ABT's are basically stuffed jalapeno peppers wrapped with bacon. They are very good and allow for a range of experimentation. The amount of seeds and placentia left in the pepper will determine how spicy the final result is. The stuffing can range from xcream cheese to pulled pork. My favorite is a mixture of chorizo sausage and cheddar cheese.

I have found that thin slced bacon works much better than the thick stuff. In the picture, you will see I had to resort to tooth picks to keep the bacon in place. This is not necessary if you use thin bacon.

Time on the grill is short -- maybe 30 minutes at 350 degrees.

Victoria's cousin Sharon picked up on this idea and tried a variation where she crisps some pepperoni and mixes it with cheese for the stuffing but skips the bacon wrap altogether. She uses both Jalapenos and yellow hungarian peppers. With this variation, the time on the grill is very short.

The first time I did pulled pork, I got it on at midnight and took it off about noon the next day. It was wrapped in foil until supper time. I actually did two butts at the same time. One we pulled for supper and the other was frozen and sliced later. Both were really, really good. BTW, that is coleslaw in the dish next to the pork. Coleslaw and pulled pork -- makes my mouth water just thinking about it.

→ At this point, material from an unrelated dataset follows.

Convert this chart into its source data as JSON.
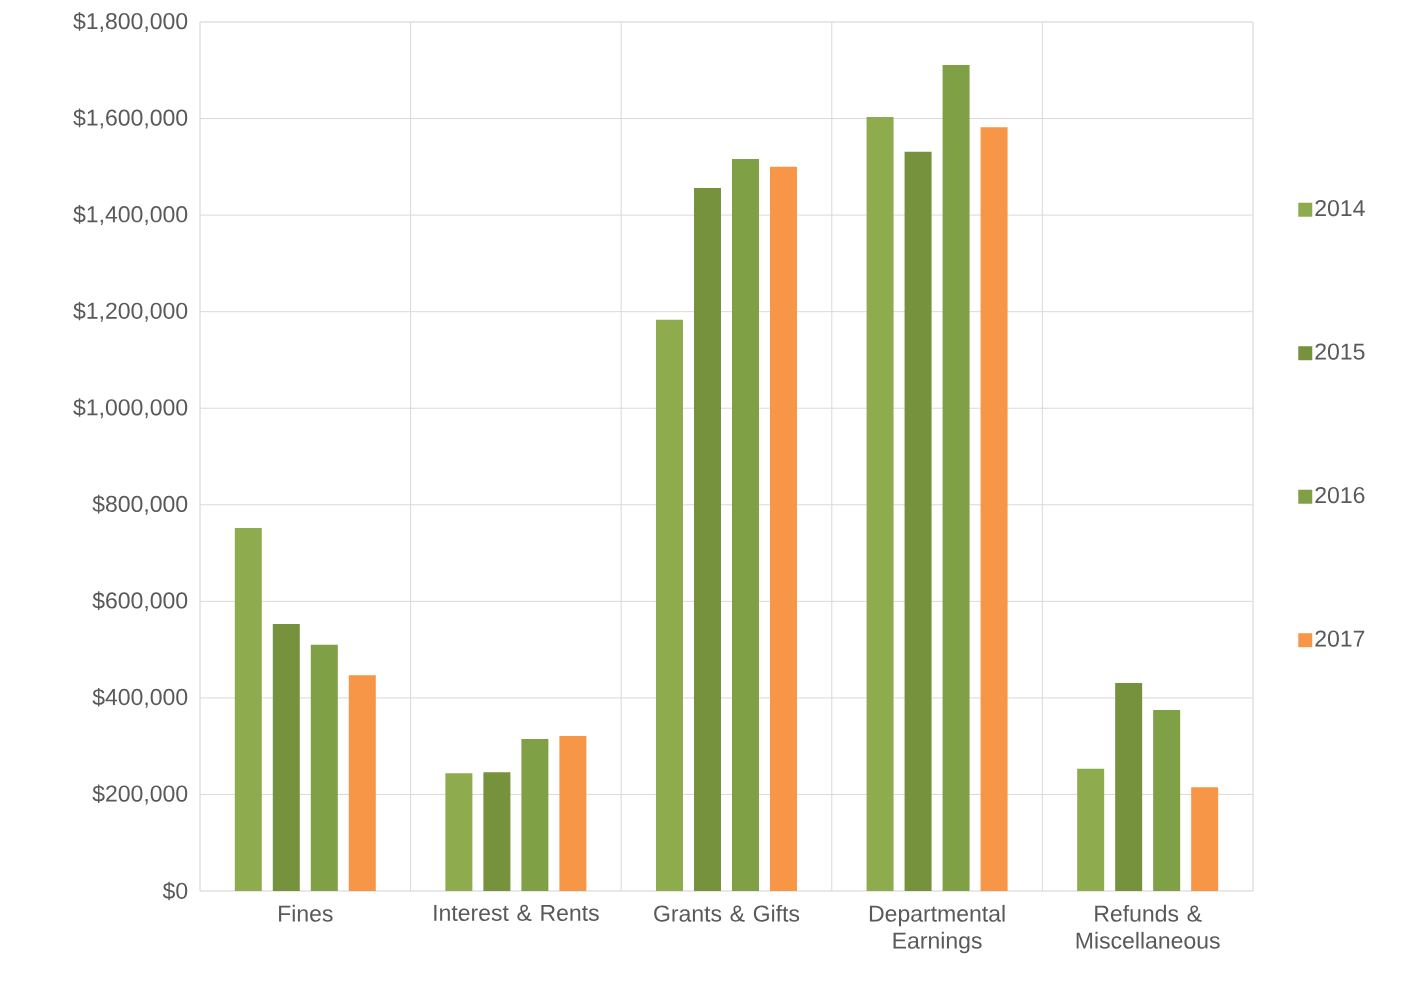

This cook was done at 225 degrees. I got up several times during the night to check on the temperature of the egg, but it was locked right in where it was suppossed to be.

Since then, Ihave invested in a "BBQ Guru". This handy little device is a thermostatically controlled fan that is able to set and hold the temperature of the grill to a few degrees over long cooks. I use it for about everything up to grill temperatures of 400 degrees. Above that, I still use the fan to blast fires up to the 700 degrees for searing steaks. More on the BBQ Guru later.

This is just to demonstrate some of the versatility of the egg. When the pork (panel above) was done I heated the grill up to baking temperature and prepared these buns to go with the pork.